A. Under the Fair Labor Standards Act, they key issue in determining whether an employee is “working” while on call is whether the employee is “engaged to wait” or “waiting to be engaged.” Generally speaking, if an employee is required to be in the building during certain hours and is not free to leave, then even if the employee spends the time sleeping or reading a magazine the time is considered work time. There is an exception to this rule for employees with shifts of at least 24 hours – in that case, an employer can, by agreement with the employee, deduct no more than 8 hours for sleeping time. However, that circumstance generally will not apply to RAs.
On the other hand, if an employee merely has to be available to respond to a call by cell phone, or to report to a worksite within a reasonable period of time, but is otherwise legitimately free to go about his or her personal activities, then the time will not be considered work time. Of course, any time spent actually responding to calls that do come in would be considered work time and would have to be compensated as such.
Exactly where this line is drawn can be fuzzy. For example, if an employee is expected to report to work within 15 minutes of receiving an emergency call, that short response time may severley limit the employee’s ability to go about his or her personal activities, and may result in the on-call time being considered work time. Exactly how long the response time would need to be, however, will depend upon various factors such as location and commuting distances.
So, in the situation described, the employee RA who merely has to carry a cell phone and answer calls if they come in would likely fall into the “waiting to be engaged” category, and that time would not need to be paid (at least for purposes of the FLSA). On the other hand, an RA who is required to be in the dorm to respond to emergencies or student needs during certain set hours is not free to go about his or her business, and would likely be considered to be “working” during those hours even if most of the time is spent asleep or watching TV.

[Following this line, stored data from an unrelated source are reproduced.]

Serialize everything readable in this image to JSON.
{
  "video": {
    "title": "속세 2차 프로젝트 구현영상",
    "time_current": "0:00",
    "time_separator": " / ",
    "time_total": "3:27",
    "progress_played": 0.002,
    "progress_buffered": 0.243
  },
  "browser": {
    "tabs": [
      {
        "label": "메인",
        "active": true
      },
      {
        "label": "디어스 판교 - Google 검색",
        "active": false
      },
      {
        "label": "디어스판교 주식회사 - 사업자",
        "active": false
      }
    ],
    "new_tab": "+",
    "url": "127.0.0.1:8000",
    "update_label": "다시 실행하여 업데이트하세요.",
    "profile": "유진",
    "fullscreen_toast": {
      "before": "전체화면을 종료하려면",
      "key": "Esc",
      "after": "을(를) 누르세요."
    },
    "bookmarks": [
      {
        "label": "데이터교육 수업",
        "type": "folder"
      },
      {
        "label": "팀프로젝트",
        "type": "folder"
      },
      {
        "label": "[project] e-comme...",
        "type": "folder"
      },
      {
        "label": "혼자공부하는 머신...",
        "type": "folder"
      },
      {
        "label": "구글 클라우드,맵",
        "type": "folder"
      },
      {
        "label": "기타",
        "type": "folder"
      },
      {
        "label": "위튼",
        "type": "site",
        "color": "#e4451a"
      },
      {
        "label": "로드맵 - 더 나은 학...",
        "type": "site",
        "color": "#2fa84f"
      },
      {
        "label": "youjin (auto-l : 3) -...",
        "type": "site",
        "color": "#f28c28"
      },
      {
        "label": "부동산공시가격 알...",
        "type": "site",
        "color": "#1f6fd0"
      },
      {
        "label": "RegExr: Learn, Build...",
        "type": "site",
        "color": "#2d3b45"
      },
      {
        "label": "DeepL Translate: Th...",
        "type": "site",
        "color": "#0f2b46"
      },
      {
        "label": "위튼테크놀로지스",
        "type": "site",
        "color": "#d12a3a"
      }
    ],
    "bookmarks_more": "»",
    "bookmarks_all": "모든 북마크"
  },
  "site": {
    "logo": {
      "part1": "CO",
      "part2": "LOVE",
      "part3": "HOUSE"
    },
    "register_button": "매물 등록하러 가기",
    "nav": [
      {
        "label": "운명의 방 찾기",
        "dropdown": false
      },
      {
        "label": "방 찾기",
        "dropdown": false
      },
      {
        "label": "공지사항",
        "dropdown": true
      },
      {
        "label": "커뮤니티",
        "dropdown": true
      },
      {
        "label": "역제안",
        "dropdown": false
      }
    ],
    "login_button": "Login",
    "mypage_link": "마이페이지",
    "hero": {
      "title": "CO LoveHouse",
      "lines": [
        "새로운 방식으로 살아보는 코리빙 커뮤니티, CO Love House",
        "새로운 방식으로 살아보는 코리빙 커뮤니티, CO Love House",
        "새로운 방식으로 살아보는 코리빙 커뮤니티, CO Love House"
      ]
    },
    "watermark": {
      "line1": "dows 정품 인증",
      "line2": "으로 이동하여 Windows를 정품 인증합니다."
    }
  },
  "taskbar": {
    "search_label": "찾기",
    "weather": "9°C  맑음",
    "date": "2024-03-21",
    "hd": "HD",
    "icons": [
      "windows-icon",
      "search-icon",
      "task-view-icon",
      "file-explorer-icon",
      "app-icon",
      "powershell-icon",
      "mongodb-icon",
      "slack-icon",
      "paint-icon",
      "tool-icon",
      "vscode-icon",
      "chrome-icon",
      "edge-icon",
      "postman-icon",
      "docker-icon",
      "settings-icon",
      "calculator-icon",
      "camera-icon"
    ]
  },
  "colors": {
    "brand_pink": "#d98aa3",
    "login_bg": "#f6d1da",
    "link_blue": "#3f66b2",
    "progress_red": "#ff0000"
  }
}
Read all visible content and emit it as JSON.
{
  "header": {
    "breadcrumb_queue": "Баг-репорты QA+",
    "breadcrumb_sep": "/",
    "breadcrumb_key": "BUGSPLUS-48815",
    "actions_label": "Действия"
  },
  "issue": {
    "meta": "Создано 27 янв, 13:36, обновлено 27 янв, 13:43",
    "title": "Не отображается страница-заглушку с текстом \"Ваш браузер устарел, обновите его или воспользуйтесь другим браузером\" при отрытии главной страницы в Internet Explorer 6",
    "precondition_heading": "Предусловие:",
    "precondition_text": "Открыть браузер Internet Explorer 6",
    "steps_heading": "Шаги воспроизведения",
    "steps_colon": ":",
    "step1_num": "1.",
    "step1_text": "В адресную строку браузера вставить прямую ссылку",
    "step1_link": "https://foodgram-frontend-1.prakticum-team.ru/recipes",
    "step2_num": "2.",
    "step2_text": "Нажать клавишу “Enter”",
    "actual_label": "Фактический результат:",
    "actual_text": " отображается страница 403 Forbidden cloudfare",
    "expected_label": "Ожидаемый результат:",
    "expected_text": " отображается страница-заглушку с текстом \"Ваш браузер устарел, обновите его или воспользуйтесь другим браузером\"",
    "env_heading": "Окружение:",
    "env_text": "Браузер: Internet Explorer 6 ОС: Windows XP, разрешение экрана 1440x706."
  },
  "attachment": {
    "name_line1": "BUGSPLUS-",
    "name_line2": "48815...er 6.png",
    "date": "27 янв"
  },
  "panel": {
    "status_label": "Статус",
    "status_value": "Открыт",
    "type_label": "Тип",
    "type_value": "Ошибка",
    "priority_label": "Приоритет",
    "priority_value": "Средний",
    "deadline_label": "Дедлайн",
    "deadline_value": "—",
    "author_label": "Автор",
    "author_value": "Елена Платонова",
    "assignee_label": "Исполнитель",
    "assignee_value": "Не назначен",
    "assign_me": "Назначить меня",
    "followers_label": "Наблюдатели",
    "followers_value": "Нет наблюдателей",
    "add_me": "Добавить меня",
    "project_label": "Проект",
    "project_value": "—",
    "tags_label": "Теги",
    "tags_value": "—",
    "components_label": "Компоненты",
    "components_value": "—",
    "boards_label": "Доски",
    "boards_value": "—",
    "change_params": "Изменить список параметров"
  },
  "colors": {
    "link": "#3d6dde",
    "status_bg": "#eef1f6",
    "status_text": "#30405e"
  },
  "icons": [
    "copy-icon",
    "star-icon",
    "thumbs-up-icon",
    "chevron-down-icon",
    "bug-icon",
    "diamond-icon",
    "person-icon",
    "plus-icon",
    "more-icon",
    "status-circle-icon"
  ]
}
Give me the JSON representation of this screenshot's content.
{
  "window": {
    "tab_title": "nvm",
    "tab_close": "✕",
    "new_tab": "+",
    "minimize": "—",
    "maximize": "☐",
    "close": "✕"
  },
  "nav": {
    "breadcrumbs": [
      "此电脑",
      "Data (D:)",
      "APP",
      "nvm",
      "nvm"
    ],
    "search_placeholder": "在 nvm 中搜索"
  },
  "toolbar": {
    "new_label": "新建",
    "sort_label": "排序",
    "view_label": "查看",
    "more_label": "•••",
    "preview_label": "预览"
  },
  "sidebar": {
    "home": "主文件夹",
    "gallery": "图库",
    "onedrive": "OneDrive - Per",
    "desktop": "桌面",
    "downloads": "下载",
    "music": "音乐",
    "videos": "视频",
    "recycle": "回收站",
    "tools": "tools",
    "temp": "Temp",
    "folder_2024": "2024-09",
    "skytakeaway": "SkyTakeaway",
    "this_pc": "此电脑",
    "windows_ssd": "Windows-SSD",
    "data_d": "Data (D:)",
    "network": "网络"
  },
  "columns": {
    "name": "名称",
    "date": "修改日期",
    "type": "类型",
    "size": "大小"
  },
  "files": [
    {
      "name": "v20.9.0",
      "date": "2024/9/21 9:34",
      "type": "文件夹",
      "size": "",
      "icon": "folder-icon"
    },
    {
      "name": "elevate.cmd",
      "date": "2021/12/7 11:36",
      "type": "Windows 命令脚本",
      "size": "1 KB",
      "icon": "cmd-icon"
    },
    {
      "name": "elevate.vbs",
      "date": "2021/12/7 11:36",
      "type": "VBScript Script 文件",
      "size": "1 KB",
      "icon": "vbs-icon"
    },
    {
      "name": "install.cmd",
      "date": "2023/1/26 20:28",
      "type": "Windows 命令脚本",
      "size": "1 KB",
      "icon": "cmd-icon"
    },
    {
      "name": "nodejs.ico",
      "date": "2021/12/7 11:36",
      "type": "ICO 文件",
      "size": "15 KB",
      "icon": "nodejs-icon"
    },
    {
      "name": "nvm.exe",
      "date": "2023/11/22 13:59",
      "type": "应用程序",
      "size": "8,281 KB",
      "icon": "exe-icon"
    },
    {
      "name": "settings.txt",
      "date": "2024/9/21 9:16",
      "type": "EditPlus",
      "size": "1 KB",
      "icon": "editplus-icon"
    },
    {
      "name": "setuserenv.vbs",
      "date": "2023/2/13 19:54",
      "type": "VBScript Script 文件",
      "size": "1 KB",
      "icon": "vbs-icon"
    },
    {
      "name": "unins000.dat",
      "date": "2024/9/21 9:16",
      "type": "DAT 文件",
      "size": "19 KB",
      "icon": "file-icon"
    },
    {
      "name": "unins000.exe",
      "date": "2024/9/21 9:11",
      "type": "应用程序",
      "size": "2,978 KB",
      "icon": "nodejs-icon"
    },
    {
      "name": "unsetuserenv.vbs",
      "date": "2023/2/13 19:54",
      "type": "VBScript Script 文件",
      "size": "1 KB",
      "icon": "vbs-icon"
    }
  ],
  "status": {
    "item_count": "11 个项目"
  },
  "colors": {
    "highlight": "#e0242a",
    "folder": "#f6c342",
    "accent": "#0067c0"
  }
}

For any “on call” time that would be considered work time under the FLSA, the employee is entitled to receive at least the minimum wage and overtime for any hours worked over 40 in the workweek. However, you can agree with the employee will be compensated for “on call” time at a lower rate than other work time, so long as the rate is still at least the minimum wage. For example, if an employee usually earns $15 per hour, you could agree to pay only the minimum wage for any “on call” time. And you can always agree to compensate employees for “on call” time that is not considered work time.